1. Solving for x

$\sqrt{1+\sqrt{x-1}} + \sqrt{4-\sqrt{x-1}} = 3$

$A = \sqrt{x-1}$

$1 + A + 2\sqrt{(1+A)(4-A)} + 4 - A = 3$

$2\sqrt{(1+A)(4-A)} = -2$

$\sqrt{(1+A)(4-A)} = -1$

$(1+A)(4-A) = 1$

$4 +3A - A^{2} = 1$

$3A - A^{2} = -3$

$A^{2} -3A = 3$

$x - 1 -3\sqrt{x-1} = 3$

$x -3\sqrt{x-1} = 4$

$-3\sqrt{x-1} = 4 - x$

$9(x-1) = x^{2} - 8x + 16$

$x^2 - 17x + 25 = 0$

And now I'm stuck. What did I do wrong?

2. From $A^2 - 3A = 3$

$A^2 - 3A + \left(-\frac{3}{2}\right)^2 = 3 + \left(-\frac{3}{2}\right)^2$

$\left(A - \frac{3}{2}\right)^2 = 3 + \frac{9}{4}$

$\left(A - \frac{3}{2}\right)^2 = \frac{21}{4}$

$A - \frac{3}{2} = \pm \frac{\sqrt{21}}{2}$

$A = \frac{3}{2} \pm \frac{\sqrt{21}}{2}$.

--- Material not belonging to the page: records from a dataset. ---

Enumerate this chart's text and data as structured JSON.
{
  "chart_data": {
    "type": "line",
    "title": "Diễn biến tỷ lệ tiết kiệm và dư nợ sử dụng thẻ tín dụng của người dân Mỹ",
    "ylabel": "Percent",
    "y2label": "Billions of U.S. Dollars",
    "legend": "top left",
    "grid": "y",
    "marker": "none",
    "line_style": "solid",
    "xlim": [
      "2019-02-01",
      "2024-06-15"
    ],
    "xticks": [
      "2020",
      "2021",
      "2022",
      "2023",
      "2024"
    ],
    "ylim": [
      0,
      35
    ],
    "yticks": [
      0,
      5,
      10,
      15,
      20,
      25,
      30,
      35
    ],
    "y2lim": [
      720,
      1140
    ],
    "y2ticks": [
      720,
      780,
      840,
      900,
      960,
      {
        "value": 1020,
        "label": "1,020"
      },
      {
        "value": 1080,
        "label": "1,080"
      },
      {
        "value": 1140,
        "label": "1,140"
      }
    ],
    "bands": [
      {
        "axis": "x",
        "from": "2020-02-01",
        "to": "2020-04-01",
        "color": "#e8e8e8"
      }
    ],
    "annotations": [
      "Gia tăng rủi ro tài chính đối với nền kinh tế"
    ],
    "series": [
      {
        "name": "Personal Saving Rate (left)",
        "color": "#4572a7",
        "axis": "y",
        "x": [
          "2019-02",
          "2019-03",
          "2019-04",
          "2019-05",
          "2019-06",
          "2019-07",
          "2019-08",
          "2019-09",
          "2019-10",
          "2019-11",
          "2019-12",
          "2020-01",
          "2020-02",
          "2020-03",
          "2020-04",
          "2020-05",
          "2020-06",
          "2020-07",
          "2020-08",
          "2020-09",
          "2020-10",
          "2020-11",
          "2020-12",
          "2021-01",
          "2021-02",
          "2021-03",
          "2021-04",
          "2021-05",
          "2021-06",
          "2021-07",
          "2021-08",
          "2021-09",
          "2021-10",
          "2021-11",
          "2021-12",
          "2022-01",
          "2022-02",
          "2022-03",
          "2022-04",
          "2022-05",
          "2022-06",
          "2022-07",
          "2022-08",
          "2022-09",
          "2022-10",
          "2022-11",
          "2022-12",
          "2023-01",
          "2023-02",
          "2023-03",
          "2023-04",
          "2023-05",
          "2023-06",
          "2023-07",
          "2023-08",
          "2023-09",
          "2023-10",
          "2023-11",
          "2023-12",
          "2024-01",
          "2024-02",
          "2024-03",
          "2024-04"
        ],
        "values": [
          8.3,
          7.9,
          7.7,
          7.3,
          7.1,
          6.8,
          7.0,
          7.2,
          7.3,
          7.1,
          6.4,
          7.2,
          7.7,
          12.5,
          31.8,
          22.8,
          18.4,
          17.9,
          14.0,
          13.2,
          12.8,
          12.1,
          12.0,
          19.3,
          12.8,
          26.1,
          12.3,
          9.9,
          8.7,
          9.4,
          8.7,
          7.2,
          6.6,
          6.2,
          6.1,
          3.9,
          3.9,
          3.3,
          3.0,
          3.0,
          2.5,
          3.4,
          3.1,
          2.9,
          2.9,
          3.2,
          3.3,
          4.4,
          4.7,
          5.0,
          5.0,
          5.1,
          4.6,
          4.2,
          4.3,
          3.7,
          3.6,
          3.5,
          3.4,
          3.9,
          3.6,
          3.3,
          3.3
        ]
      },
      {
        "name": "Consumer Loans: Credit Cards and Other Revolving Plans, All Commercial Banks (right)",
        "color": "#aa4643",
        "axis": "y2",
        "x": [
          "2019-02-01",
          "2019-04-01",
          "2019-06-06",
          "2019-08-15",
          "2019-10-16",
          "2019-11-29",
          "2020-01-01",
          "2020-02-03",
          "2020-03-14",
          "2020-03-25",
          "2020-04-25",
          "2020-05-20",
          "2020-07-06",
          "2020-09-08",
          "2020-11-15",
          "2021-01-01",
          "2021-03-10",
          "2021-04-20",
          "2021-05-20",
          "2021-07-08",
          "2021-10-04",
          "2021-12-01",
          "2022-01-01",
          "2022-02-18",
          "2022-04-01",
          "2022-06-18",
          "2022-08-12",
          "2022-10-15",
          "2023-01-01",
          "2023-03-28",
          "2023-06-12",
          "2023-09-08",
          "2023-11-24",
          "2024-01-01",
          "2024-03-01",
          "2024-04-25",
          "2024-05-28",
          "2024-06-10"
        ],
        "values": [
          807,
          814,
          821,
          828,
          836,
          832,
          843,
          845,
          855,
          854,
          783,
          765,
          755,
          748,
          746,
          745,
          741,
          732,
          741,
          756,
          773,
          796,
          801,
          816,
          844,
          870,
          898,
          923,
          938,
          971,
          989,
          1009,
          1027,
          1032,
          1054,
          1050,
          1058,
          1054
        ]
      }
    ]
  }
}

Therefore $\sqrt{x - 1} = \frac{3}{2} \pm \frac{\sqrt{21}}{2}$

$x - 1 = \left(\frac{3}{2} \pm \frac{\sqrt{21}}{2}\right)^2$

$x - 1 = \frac{9}{4} \pm \frac{3\sqrt{21}}{2} + \frac{21}{4}$

$x - 1 = \frac{15}{2} \pm \frac{3\sqrt{21}}{2}$

$x = \frac{17}{2} \pm \frac{3\sqrt{21}}{2}$.

Therefore the two solutions are

$x = \frac{17 - 3\sqrt{21}}{2}$ and $x = \frac{17 + 3\sqrt{21}}{2}$.

3. Sorry for the hassle. I just discovered that I forgot to do 3^2 in the right sight of the second equation.